Bloody Assassins, I thought. They were just as bad as the other lot. The self-righteous sanctimonious attitude they had. We’re this, we’re that. Like the priests back home who used to wait outside taverns and curse you for being a sinner and called on you to repent. Who wanted you to feel bad all the time.
But the Assassins didn’t burn your father’s farm, did they? I thought. It was the Templars who did that.
And it’s the Assassins who showed you how to use the sense.
With a sigh, I decided I wanted to smooth things over with Kidd. So I wasn’t interested in the path he wanted me to take. But being asked, being considered suitable, there was something to be said for that.
I found him by the same pigeon coop where I’d met the native woman earlier. There he stood, tinkering with his hidden blade.
“Cheery bunch of mates you’ve got,” I offered.
Though he frowned, a light in his eyes betrayed the fact that he was pleased to see me.
Nevertheless, he said, “You deserve scorn, Edward, prancing about like one of us, bringing shame to our cause.”
“What’s that, your cause?”
He tested his blade—in and out, in and out—and then turned his eyes on me.

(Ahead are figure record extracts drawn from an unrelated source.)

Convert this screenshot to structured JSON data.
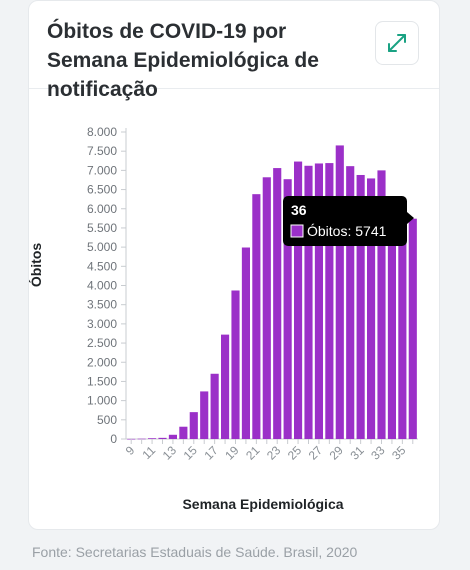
{
  "card": {
    "title": "Óbitos de COVID-19 por Semana Epidemiológica de notificação",
    "expand_icon": "expand-arrows-icon"
  },
  "footer": {
    "source": "Fonte: Secretarias Estaduais de Saúde. Brasil, 2020"
  },
  "tooltip": {
    "week": "36",
    "label": "Óbitos: 5741"
  },
  "colors": {
    "bar": "#9b30c8",
    "accent": "#1aa283",
    "tooltip_bg": "#000000"
  },
  "chart_data": {
    "type": "bar",
    "title": "",
    "xlabel": "Semana Epidemiológica",
    "ylabel": "Óbitos",
    "ylim": [
      0,
      8000
    ],
    "yticks": [
      0,
      500,
      1000,
      1500,
      2000,
      2500,
      3000,
      3500,
      4000,
      4500,
      5000,
      5500,
      6000,
      6500,
      7000,
      7500,
      8000
    ],
    "ytick_labels": [
      "0",
      "500",
      "1.000",
      "1.500",
      "2.000",
      "2.500",
      "3.000",
      "3.500",
      "4.000",
      "4.500",
      "5.000",
      "5.500",
      "6.000",
      "6.500",
      "7.000",
      "7.500",
      "8.000"
    ],
    "categories": [
      "9",
      "10",
      "11",
      "12",
      "13",
      "14",
      "15",
      "16",
      "17",
      "18",
      "19",
      "20",
      "21",
      "22",
      "23",
      "24",
      "25",
      "26",
      "27",
      "28",
      "29",
      "30",
      "31",
      "32",
      "33",
      "34",
      "35",
      "36"
    ],
    "xtick_labels_shown": [
      "9",
      "11",
      "13",
      "15",
      "17",
      "19",
      "21",
      "23",
      "25",
      "27",
      "29",
      "31",
      "33",
      "35"
    ],
    "values": [
      3,
      8,
      20,
      30,
      110,
      320,
      700,
      1240,
      1700,
      2720,
      3870,
      4990,
      6380,
      6820,
      7060,
      6770,
      7230,
      7120,
      7180,
      7190,
      7650,
      7110,
      6880,
      6790,
      7000,
      6000,
      5900,
      5741
    ],
    "grid": false,
    "legend": "none",
    "highlighted_category": "36"
  }
}
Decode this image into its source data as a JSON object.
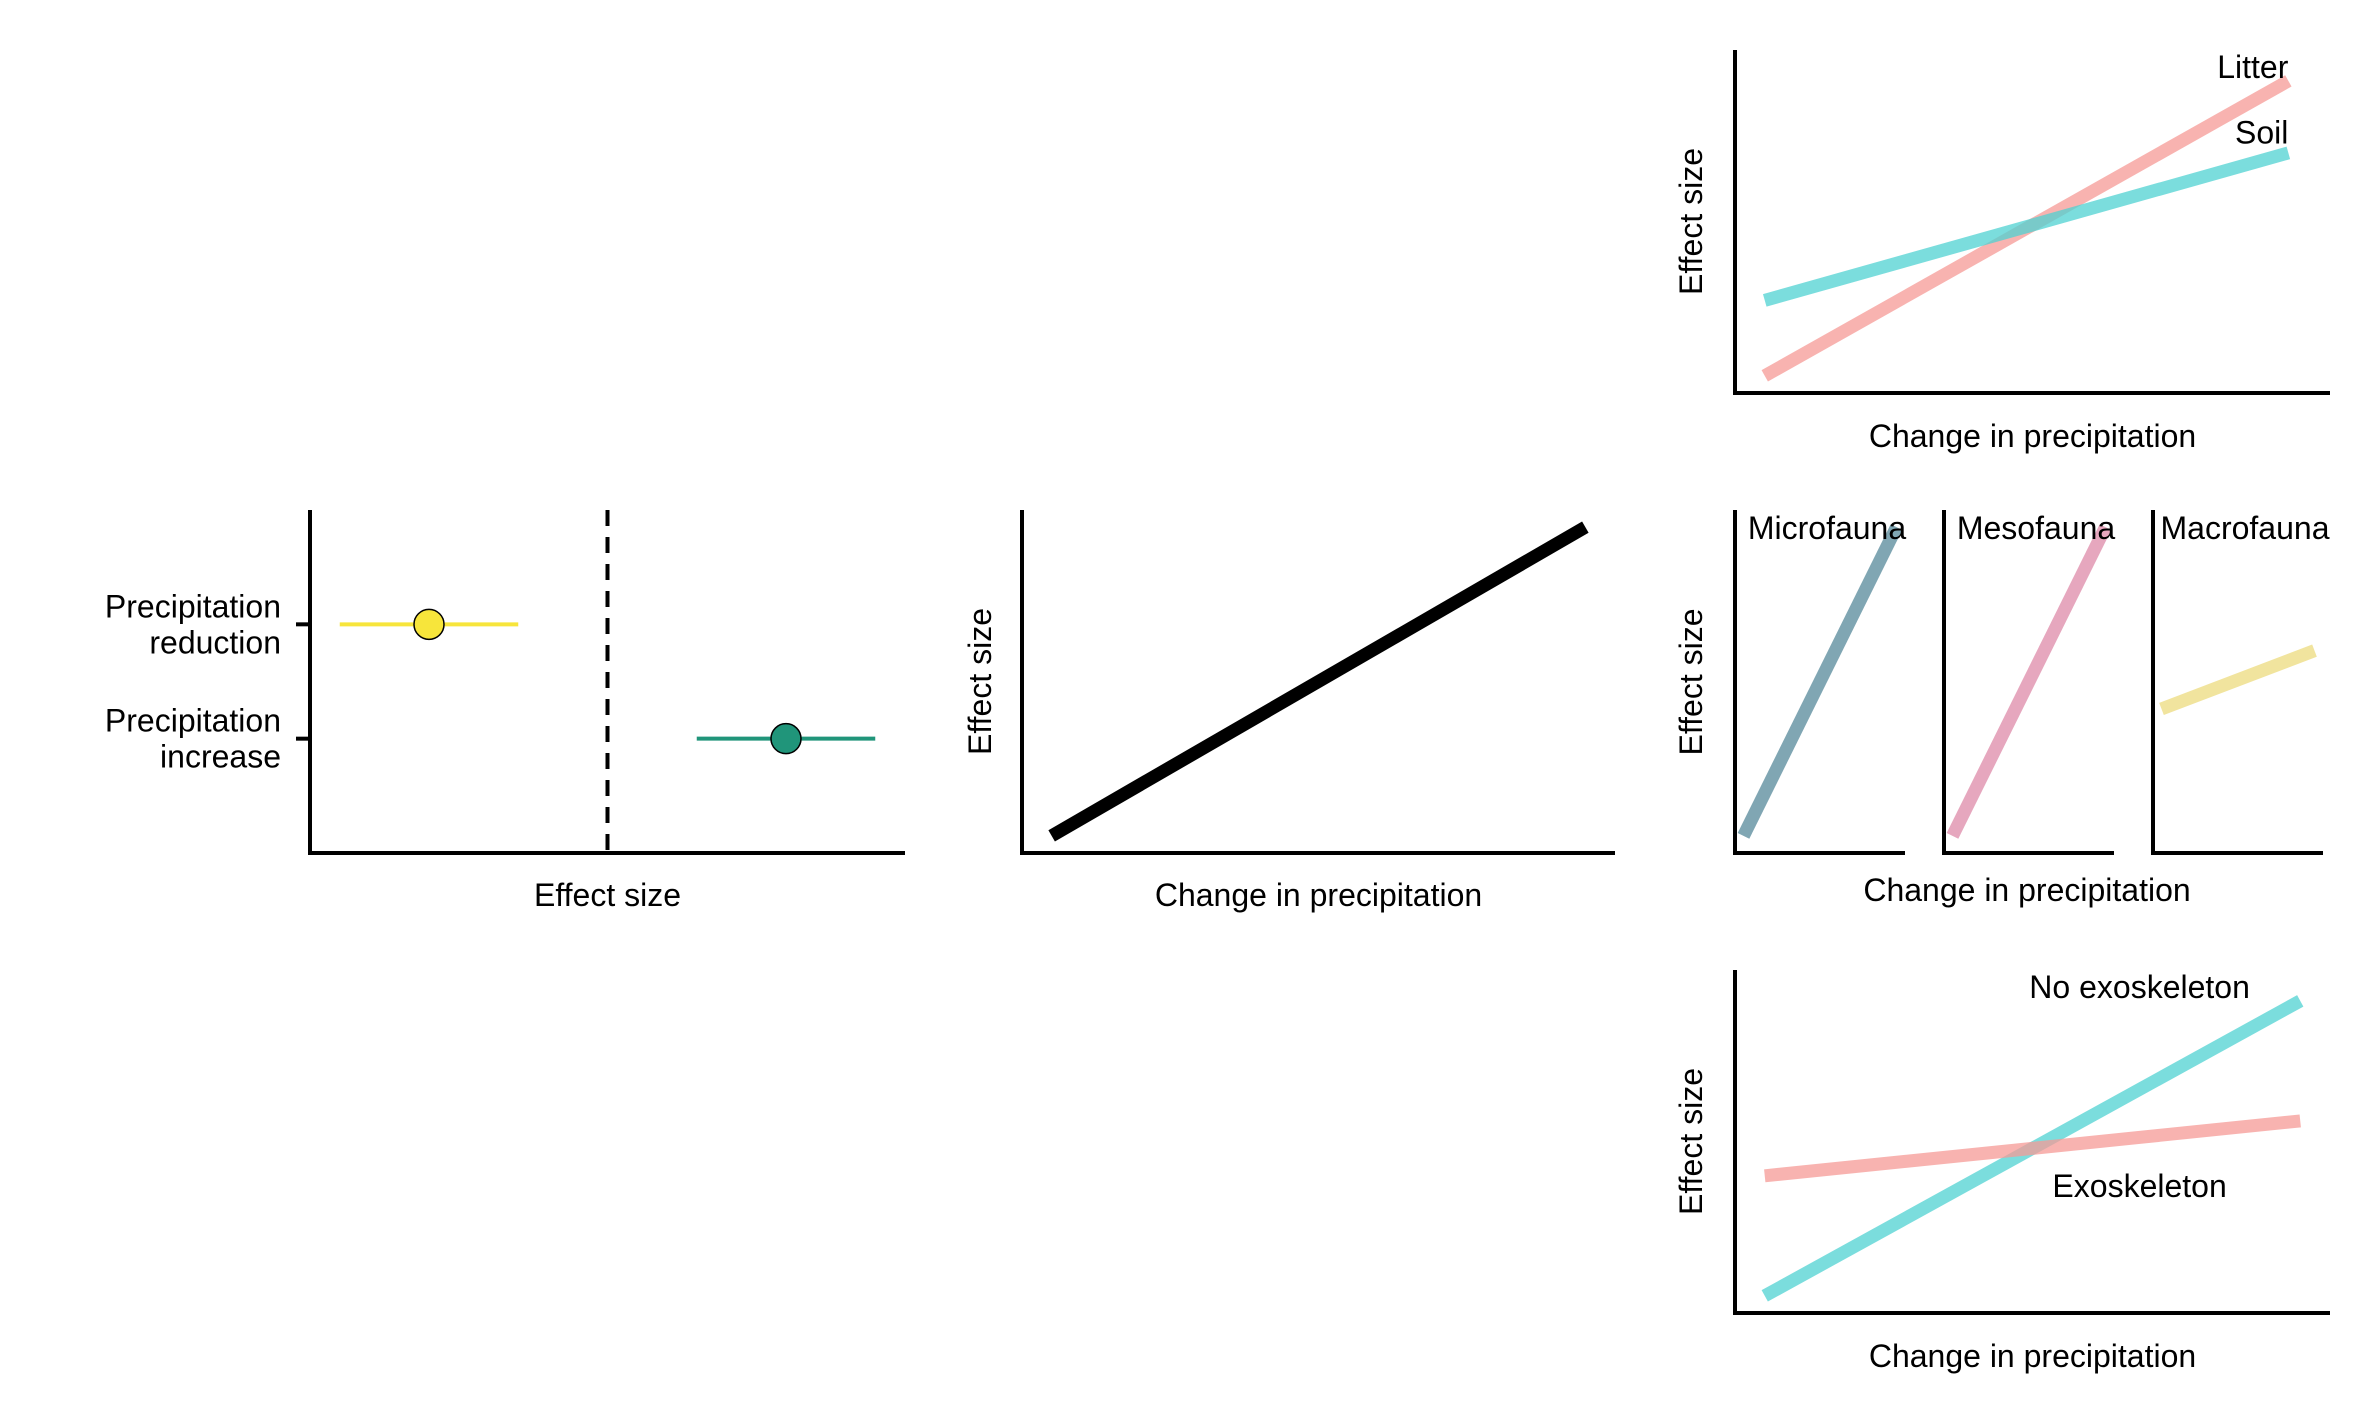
{
  "colors": {
    "axis": "#000000",
    "reduction": "#f7e53b",
    "increase": "#20957a",
    "litter": "#f59a95",
    "litter_text": "#ef6b63",
    "soil": "#4fd1d1",
    "soil_text": "#1fbcc4",
    "microfauna": "#2b6a80",
    "microfauna_text": "#16425b",
    "mesofauna": "#d66d93",
    "mesofauna_text": "#c8376b",
    "macrofauna": "#e8d25e",
    "macrofauna_text": "#e3bc12",
    "exo": "#f59a95",
    "exo_text": "#ef6b63",
    "noexo": "#4fd1d1",
    "noexo_text": "#1fbcc4"
  },
  "chart_data": [
    {
      "id": "forest",
      "type": "scatter",
      "title": "",
      "xlabel": "Effect size",
      "ylabel": "",
      "xlim": [
        -1,
        1
      ],
      "ylim": [
        0,
        3
      ],
      "reference_line": {
        "x": 0,
        "style": "dashed"
      },
      "categories": [
        "Precipitation reduction",
        "Precipitation increase"
      ],
      "tick_labels": [
        [
          "Precipitation",
          "reduction"
        ],
        [
          "Precipitation",
          "increase"
        ]
      ],
      "points": [
        {
          "category": "Precipitation reduction",
          "y": 2,
          "estimate": -0.6,
          "ci": [
            -0.9,
            -0.3
          ],
          "color": "#f7e53b"
        },
        {
          "category": "Precipitation increase",
          "y": 1,
          "estimate": 0.6,
          "ci": [
            0.3,
            0.9
          ],
          "color": "#20957a"
        }
      ]
    },
    {
      "id": "overall",
      "type": "line",
      "xlabel": "Change in precipitation",
      "ylabel": "Effect size",
      "xlim": [
        0,
        1
      ],
      "ylim": [
        0,
        1
      ],
      "series": [
        {
          "x": [
            0.05,
            0.95
          ],
          "y": [
            0.05,
            0.95
          ],
          "color": "#000000",
          "opacity": 1
        }
      ]
    },
    {
      "id": "habitat",
      "type": "line",
      "xlabel": "Change in precipitation",
      "ylabel": "Effect size",
      "xlim": [
        0,
        1
      ],
      "ylim": [
        0,
        1
      ],
      "series": [
        {
          "name": "Litter",
          "x": [
            0.05,
            0.93
          ],
          "y": [
            0.05,
            0.91
          ],
          "color": "#f59a95",
          "label_color": "#ef6b63",
          "label_pos": [
            0.93,
            0.95
          ],
          "label_anchor": "end"
        },
        {
          "name": "Soil",
          "x": [
            0.05,
            0.93
          ],
          "y": [
            0.27,
            0.7
          ],
          "color": "#4fd1d1",
          "label_color": "#1fbcc4",
          "label_pos": [
            0.93,
            0.76
          ],
          "label_anchor": "end"
        }
      ]
    },
    {
      "id": "bodysize",
      "type": "line",
      "xlabel": "Change in precipitation",
      "ylabel": "Effect size",
      "xlim": [
        0,
        1
      ],
      "ylim": [
        0,
        1
      ],
      "facets": [
        {
          "name": "Microfauna",
          "x": [
            0.05,
            0.95
          ],
          "y": [
            0.05,
            0.95
          ],
          "color": "#2b6a80",
          "label_color": "#16425b"
        },
        {
          "name": "Mesofauna",
          "x": [
            0.05,
            0.95
          ],
          "y": [
            0.05,
            0.95
          ],
          "color": "#d66d93",
          "label_color": "#c8376b"
        },
        {
          "name": "Macrofauna",
          "x": [
            0.05,
            0.95
          ],
          "y": [
            0.42,
            0.59
          ],
          "color": "#e8d25e",
          "label_color": "#e3bc12"
        }
      ]
    },
    {
      "id": "exoskeleton",
      "type": "line",
      "xlabel": "Change in precipitation",
      "ylabel": "Effect size",
      "xlim": [
        0,
        1
      ],
      "ylim": [
        0,
        1
      ],
      "series": [
        {
          "name": "No exoskeleton",
          "x": [
            0.05,
            0.95
          ],
          "y": [
            0.05,
            0.91
          ],
          "color": "#4fd1d1",
          "label_color": "#1fbcc4",
          "label_pos": [
            0.68,
            0.95
          ],
          "label_anchor": "middle"
        },
        {
          "name": "Exoskeleton",
          "x": [
            0.05,
            0.95
          ],
          "y": [
            0.4,
            0.56
          ],
          "color": "#f59a95",
          "label_color": "#ef6b63",
          "label_pos": [
            0.68,
            0.37
          ],
          "label_anchor": "middle"
        }
      ]
    }
  ]
}
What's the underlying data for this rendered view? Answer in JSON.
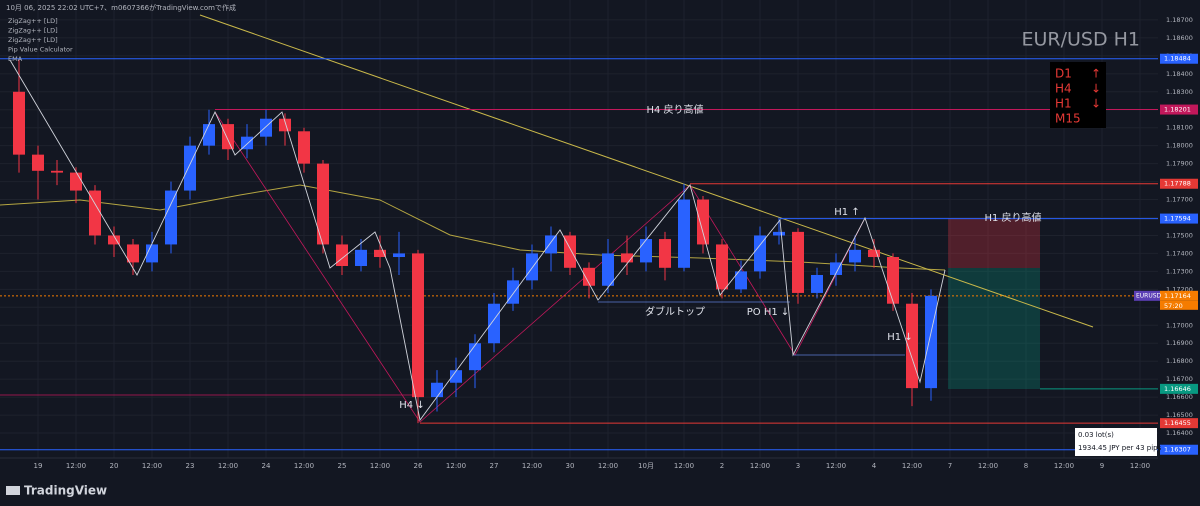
{
  "chart_data": {
    "type": "candlestick",
    "header": "10月 06, 2025 22:02 UTC+7、m0607366がTradingView.comで作成",
    "indicators": [
      "ZigZag++ [LD]",
      "ZigZag++ [LD]",
      "ZigZag++ [LD]",
      "Pip Value Calculator",
      "EMA"
    ],
    "symbol_title": "EUR/USD H1",
    "trend_box": [
      "D1",
      "↑",
      "H4",
      "↓",
      "H1",
      "↓",
      "M15"
    ],
    "symbol_badge": "EURUSD",
    "countdown": "57:20",
    "calculator": [
      "0.03 lot(s)",
      "1934.45 JPY per 43 pips"
    ],
    "brand": "TradingView",
    "up_color": "#2962ff",
    "down_color": "#f23645",
    "x": [
      null,
      "19",
      null,
      "12:00",
      null,
      "20",
      null,
      "12:00",
      null,
      "23",
      null,
      "12:00",
      null,
      "24",
      null,
      "12:00",
      null,
      "25",
      null,
      "12:00",
      null,
      "26",
      null,
      "12:00",
      null,
      "27",
      null,
      "12:00",
      null,
      "30",
      null,
      "12:00",
      null,
      "10月",
      null,
      "12:00",
      null,
      "2",
      null,
      "12:00",
      null,
      "3",
      null,
      "12:00",
      null,
      "4",
      null,
      "12:00",
      null,
      "7",
      null,
      "12:00",
      null,
      "8",
      null,
      "12:00",
      null,
      "9",
      null,
      "12:00"
    ],
    "open": [
      1.183,
      1.1795,
      1.1786,
      1.1785,
      1.1775,
      1.175,
      1.1745,
      1.1735,
      1.1745,
      1.1775,
      1.18,
      1.1812,
      1.1798,
      1.1805,
      1.1815,
      1.1808,
      1.179,
      1.1745,
      1.1733,
      1.1742,
      1.1738,
      1.174,
      1.166,
      1.1668,
      1.1675,
      1.169,
      1.1712,
      1.1725,
      1.174,
      1.175,
      1.1732,
      1.1722,
      1.174,
      1.1735,
      1.1748,
      1.1732,
      1.177,
      1.1745,
      1.172,
      1.173,
      1.175,
      1.1752,
      1.1718,
      1.1728,
      1.1735,
      1.1742,
      1.1738,
      1.1712,
      1.1665,
      null,
      null,
      null,
      null,
      null,
      null,
      null,
      null,
      null,
      null,
      null
    ],
    "high": [
      1.1848,
      1.18,
      1.1792,
      1.1788,
      1.1778,
      1.1755,
      1.1748,
      1.1752,
      1.178,
      1.1805,
      1.182,
      1.1815,
      1.1812,
      1.182,
      1.1818,
      1.181,
      1.1792,
      1.175,
      1.1748,
      1.175,
      1.1752,
      1.1742,
      1.1675,
      1.1682,
      1.1695,
      1.1718,
      1.1732,
      1.1745,
      1.1755,
      1.1752,
      1.1735,
      1.1748,
      1.175,
      1.1755,
      1.1752,
      1.17788,
      1.1772,
      1.1748,
      1.1736,
      1.1755,
      1.176,
      1.1754,
      1.1732,
      1.174,
      1.175,
      1.1748,
      1.174,
      1.1718,
      1.172,
      null,
      null,
      null,
      null,
      null,
      null,
      null,
      null,
      null,
      null,
      null
    ],
    "low": [
      1.1785,
      1.177,
      1.1778,
      1.1768,
      1.1745,
      1.1738,
      1.1728,
      1.173,
      1.174,
      1.177,
      1.1795,
      1.1792,
      1.1793,
      1.18,
      1.18,
      1.1785,
      1.174,
      1.1728,
      1.173,
      1.1732,
      1.1728,
      1.16455,
      1.1652,
      1.166,
      1.1665,
      1.1685,
      1.1708,
      1.172,
      1.173,
      1.1728,
      1.1715,
      1.1718,
      1.1728,
      1.173,
      1.1725,
      1.173,
      1.174,
      1.1715,
      1.1718,
      1.1726,
      1.1745,
      1.1712,
      1.1715,
      1.1722,
      1.173,
      1.1732,
      1.1708,
      1.1655,
      1.1658,
      null,
      null,
      null,
      null,
      null,
      null,
      null,
      null,
      null,
      null,
      null
    ],
    "close": [
      1.1795,
      1.1786,
      1.1785,
      1.1775,
      1.175,
      1.1745,
      1.1735,
      1.1745,
      1.1775,
      1.18,
      1.1812,
      1.1798,
      1.1805,
      1.1815,
      1.1808,
      1.179,
      1.1745,
      1.1733,
      1.1742,
      1.1738,
      1.174,
      1.166,
      1.1668,
      1.1675,
      1.169,
      1.1712,
      1.1725,
      1.174,
      1.175,
      1.1732,
      1.1722,
      1.174,
      1.1735,
      1.1748,
      1.1732,
      1.177,
      1.1745,
      1.172,
      1.173,
      1.175,
      1.1752,
      1.1718,
      1.1728,
      1.1735,
      1.1742,
      1.1738,
      1.1712,
      1.1665,
      1.17164,
      null,
      null,
      null,
      null,
      null,
      null,
      null,
      null,
      null,
      null,
      null
    ],
    "ylim": [
      1.16261,
      1.18811
    ],
    "yticks": [
      {
        "value": 1.164,
        "label": "1.16400"
      },
      {
        "value": 1.165,
        "label": "1.16500"
      },
      {
        "value": 1.166,
        "label": "1.16600"
      },
      {
        "value": 1.167,
        "label": "1.16700"
      },
      {
        "value": 1.168,
        "label": "1.16800"
      },
      {
        "value": 1.169,
        "label": "1.16900"
      },
      {
        "value": 1.17,
        "label": "1.17000"
      },
      {
        "value": 1.171,
        "label": "1.17100"
      },
      {
        "value": 1.172,
        "label": "1.17200"
      },
      {
        "value": 1.173,
        "label": "1.17300"
      },
      {
        "value": 1.174,
        "label": "1.17400"
      },
      {
        "value": 1.175,
        "label": "1.17500"
      },
      {
        "value": 1.176,
        "label": "1.17600"
      },
      {
        "value": 1.177,
        "label": "1.17700"
      },
      {
        "value": 1.178,
        "label": "1.17800"
      },
      {
        "value": 1.179,
        "label": "1.17900"
      },
      {
        "value": 1.18,
        "label": "1.18000"
      },
      {
        "value": 1.181,
        "label": "1.18100"
      },
      {
        "value": 1.182,
        "label": "1.18200"
      },
      {
        "value": 1.183,
        "label": "1.18300"
      },
      {
        "value": 1.184,
        "label": "1.18400"
      },
      {
        "value": 1.185,
        "label": "1.18500"
      },
      {
        "value": 1.186,
        "label": "1.18600"
      },
      {
        "value": 1.187,
        "label": "1.18700"
      }
    ],
    "levels": [
      {
        "value": 1.18484,
        "color": "#2962ff"
      },
      {
        "value": 1.18201,
        "color": "#c2185b"
      },
      {
        "value": 1.17788,
        "color": "#e53935"
      },
      {
        "value": 1.17594,
        "color": "#2962ff"
      },
      {
        "value": 1.17164,
        "color": "#f57c00"
      },
      {
        "value": 1.16646,
        "color": "#089981"
      },
      {
        "value": 1.16455,
        "color": "#e53935"
      },
      {
        "value": 1.16307,
        "color": "#2962ff"
      }
    ],
    "annotations": [
      "H4 戻り高値",
      "H1 ↑",
      "H1 戻り高値",
      "ダブルトップ",
      "PO H1 ↓",
      "H1 ↓",
      "H4 ↓"
    ]
  }
}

“To be blunt . . . we kill people. Templars and their associates. Folks who’d like to control all the empires on earth . . . Claiming they do it in the name of peace and order.”
Yes, I’d heard that somewhere before. These people who wanted jurisdiction of everyone on Earth—I had broken bread with them.
“Sounds like DuCasse’s dying words,” I said.
“You see? It’s about power really. About lording it over people. Robbing us of liberty.”